17. ᴄʜᴇ ᴄᴏsᴀ ᴛɪ ʜᴀ ғᴀᴛᴛᴏ?

130 8 8
                                    

17, che cosa ti ha fatto?

"Sto piangendo perché ho bisogno di vivere"
Blanco

💥

"Ehy"

La sua voce lo investì rapidamente, la stessa voce che aveva sentito urlare contro la donna che più amava, la stessa voce che lo aveva sbeffeggiato più volte.

"Ciao papà" mormorò il verdino torturandosi le cuticole delle dita. Un po' di sangue gli sporcava le unghie, ma Izuku ignorò il bruciore non curandosene.

Era ancora in auto, la testa posata contro il finestrino, lo sterzo dinanzi a sé, il paesaggio scuro.
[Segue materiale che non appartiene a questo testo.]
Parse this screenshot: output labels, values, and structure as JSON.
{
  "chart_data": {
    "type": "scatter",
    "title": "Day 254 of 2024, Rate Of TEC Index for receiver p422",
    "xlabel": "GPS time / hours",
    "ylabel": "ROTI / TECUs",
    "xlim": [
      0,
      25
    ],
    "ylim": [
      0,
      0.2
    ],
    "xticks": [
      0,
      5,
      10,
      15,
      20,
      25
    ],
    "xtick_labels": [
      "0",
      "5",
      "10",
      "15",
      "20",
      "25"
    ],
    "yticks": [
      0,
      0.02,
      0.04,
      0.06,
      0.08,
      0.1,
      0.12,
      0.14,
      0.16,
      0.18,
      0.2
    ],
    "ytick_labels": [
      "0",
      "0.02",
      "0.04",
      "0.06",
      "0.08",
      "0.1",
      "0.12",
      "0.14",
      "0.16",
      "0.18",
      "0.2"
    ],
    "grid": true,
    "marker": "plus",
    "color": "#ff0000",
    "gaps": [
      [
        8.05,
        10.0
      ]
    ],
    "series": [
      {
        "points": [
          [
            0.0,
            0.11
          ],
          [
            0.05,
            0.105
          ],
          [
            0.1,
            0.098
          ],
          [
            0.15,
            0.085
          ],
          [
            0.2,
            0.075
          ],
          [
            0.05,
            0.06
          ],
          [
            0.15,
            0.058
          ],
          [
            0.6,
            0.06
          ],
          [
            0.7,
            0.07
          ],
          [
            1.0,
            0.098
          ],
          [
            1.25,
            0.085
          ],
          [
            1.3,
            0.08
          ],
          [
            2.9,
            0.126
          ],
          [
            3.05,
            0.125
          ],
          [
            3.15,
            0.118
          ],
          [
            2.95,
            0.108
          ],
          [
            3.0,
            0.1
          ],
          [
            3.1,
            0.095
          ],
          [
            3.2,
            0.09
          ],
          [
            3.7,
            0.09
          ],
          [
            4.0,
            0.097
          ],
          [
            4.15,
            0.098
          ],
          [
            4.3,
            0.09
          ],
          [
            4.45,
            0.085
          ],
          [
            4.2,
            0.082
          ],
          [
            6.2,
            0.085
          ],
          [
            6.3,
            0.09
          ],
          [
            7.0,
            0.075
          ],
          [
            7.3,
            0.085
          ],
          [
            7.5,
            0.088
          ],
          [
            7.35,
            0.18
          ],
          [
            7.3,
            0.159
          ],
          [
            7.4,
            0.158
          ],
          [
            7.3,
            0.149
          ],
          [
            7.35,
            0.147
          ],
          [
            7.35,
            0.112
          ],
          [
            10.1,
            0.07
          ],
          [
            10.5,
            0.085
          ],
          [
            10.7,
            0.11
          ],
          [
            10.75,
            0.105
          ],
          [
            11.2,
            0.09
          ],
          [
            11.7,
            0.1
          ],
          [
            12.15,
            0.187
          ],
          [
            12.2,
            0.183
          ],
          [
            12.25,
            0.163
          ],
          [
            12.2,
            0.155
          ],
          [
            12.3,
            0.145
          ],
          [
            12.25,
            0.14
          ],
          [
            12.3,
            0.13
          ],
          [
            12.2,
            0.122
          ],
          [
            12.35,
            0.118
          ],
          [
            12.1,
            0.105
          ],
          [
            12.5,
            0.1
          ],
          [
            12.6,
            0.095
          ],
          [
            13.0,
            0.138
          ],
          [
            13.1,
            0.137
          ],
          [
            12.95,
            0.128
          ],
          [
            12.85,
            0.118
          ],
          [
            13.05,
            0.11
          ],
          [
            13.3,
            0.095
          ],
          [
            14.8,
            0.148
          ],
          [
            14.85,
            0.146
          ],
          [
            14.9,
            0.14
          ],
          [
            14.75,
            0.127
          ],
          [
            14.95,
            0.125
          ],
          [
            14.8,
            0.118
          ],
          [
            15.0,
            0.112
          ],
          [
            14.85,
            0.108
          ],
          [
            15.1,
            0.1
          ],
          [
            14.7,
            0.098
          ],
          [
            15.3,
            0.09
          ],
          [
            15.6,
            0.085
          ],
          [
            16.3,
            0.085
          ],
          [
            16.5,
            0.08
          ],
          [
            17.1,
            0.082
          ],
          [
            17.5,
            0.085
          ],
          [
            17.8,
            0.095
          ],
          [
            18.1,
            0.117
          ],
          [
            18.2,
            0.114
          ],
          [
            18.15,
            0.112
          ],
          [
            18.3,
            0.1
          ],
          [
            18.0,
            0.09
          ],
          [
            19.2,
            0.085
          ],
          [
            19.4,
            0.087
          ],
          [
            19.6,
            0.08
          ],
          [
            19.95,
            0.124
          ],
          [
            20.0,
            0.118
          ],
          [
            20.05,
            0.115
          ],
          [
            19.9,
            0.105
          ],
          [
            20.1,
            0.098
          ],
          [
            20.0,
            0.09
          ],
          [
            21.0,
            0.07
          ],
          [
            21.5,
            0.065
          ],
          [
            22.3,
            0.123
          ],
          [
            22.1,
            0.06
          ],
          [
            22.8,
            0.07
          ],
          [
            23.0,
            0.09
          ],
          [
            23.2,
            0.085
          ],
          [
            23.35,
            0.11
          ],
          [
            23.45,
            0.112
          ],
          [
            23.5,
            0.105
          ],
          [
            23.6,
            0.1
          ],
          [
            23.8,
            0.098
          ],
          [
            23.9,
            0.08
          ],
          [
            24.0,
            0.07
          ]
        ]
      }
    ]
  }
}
"Come stai?" chiese l'uomo da attraverso la cornetta, il tono serio, un po' ironico.
Ad Izuku venne quasi da sorridere; aveva ventuno anni, ma era la prima volta che suo padre gli poneva quella domanda.

"Oh..." sibilò Izuku, passandosi la mano ricoperta da sottili cicatrici tra i riccioli verdognoli, spostandoli all'indietro. In realtà, non sapeva neanche lui come stava. Bene? Non proprio. Male? Neanche.
Cosi cosi? Bah.

"Non lo so" confessò mordicchiandosi il labbro inferiore, già di per sé gonfio e rosso. Il nervosismo lo attanagliava da dentro, come una rete troppo stretta, avvinghiata ai suoi organi più importanti.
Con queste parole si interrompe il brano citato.